I learned some. I can understand it way better than I can speak it.

Andalusian Spanish, they speak very fast. And very loud. And I talk quite soft. In English.

I’ve done a lot in the last two years which I’ve enjoyed a lot. So I have nothing to complain about really. But I would like to go home.

I’ve not been back to Trinidad since I left. I was fine with that for the first, like, year and a half.

I was fine, my parents were fine, my sister was fine. Then covid happened and (not having) the option of being able to go home is what made it worse.

I don’t let myself get excited about the thought of going back to Trinidad. Because it’s happened so often that I almost got to see my parents and then didn’t! Multiple times!

So now I just make sure I have really, really low expectations. Three weeks ago, I was supposed to have been home already.

So it will only be when I’m actually on the flight to Trinidad and have left Barbados behind that I will accept, “Okay, I’m going home now!” And let my emotions flow.

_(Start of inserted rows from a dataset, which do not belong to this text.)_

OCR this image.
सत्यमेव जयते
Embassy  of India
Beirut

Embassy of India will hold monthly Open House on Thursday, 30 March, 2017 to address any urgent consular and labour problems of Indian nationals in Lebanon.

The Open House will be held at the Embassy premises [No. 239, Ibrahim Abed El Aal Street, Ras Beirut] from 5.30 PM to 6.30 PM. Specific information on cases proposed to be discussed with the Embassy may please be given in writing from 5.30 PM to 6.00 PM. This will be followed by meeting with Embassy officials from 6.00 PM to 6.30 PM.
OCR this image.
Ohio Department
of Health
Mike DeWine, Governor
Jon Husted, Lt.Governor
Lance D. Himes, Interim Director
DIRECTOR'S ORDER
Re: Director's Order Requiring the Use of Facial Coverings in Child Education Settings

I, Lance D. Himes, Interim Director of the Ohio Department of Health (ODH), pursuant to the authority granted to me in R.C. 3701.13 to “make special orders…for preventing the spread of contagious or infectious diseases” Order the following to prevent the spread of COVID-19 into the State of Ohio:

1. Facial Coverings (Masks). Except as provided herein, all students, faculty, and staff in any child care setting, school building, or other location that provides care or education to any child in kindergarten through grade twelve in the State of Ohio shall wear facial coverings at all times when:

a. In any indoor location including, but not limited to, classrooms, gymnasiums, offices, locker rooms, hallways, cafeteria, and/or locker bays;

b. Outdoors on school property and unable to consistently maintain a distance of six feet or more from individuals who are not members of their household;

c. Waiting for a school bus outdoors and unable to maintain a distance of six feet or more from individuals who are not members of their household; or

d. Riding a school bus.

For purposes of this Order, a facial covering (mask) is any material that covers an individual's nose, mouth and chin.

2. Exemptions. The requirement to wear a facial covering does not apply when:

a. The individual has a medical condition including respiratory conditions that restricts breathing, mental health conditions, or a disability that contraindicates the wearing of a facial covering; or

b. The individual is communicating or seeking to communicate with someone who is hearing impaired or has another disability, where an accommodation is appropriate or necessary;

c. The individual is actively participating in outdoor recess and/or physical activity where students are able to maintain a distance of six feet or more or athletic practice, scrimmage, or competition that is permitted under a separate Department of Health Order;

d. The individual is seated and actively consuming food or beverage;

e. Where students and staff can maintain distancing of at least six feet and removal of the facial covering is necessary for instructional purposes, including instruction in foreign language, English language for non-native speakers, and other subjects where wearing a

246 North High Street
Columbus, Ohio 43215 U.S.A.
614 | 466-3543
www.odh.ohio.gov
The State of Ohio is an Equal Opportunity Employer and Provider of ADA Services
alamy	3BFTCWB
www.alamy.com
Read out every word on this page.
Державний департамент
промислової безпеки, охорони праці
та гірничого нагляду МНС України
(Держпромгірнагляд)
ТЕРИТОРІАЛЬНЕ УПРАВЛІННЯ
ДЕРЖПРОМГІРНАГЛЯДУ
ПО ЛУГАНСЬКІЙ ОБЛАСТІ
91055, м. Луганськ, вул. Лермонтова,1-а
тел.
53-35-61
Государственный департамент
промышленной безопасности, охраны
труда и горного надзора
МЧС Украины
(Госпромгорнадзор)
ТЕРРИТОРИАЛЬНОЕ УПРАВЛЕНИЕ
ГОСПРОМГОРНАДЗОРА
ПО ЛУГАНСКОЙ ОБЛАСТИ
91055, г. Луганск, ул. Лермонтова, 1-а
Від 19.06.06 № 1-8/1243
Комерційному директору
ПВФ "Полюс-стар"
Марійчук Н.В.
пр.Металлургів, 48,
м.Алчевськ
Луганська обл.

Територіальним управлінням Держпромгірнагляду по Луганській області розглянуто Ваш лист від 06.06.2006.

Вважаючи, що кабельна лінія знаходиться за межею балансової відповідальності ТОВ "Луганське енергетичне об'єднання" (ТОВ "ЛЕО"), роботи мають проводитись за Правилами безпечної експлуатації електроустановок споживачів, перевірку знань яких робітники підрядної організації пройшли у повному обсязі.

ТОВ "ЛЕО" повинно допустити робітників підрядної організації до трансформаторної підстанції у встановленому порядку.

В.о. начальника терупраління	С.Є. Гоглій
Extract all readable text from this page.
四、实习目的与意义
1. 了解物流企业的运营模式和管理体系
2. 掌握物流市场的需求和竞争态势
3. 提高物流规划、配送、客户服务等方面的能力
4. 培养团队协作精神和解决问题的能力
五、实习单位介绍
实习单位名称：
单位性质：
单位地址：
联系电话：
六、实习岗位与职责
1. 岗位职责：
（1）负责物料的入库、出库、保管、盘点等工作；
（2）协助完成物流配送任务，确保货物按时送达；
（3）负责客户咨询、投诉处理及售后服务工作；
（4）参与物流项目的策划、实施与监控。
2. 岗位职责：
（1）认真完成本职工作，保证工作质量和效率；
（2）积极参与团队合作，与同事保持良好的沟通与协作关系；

The best part of being away from home for so long is I’ve made my own little family. I’ve made really good friends. And have had really good experiences.

The bad part is having to deal with my head alone. I don’t like asking for help at all from anyone. I’m a do-it-yourself person.

It’s (especially) hard to ask people who aren’t family to do things for me. Family will look after you before they look after themselves. I’ve really needed that recently.

Being away, I’ve come to think Trinis are very warm, colourful people, compared to a lot of other cultures. I’d choose the word “colourful.”

And I love being a Trini. I love the childhood I’ve had. So much experience from so many cultures, from everyone all around you.

The whole world should just be Trini. Because we are a little bit of everything.

To me, Trinidad and Tobago is not so much home as sanctuary. It’s where your mother can sap your head.

But Trinidad is also scary, too. I don’t feel totally safe there. Especially as a girl. I feel freer and more safe away.

You can’t feel independent if you don’t feel safe. I wish I was a guy when I’m in Trinidad.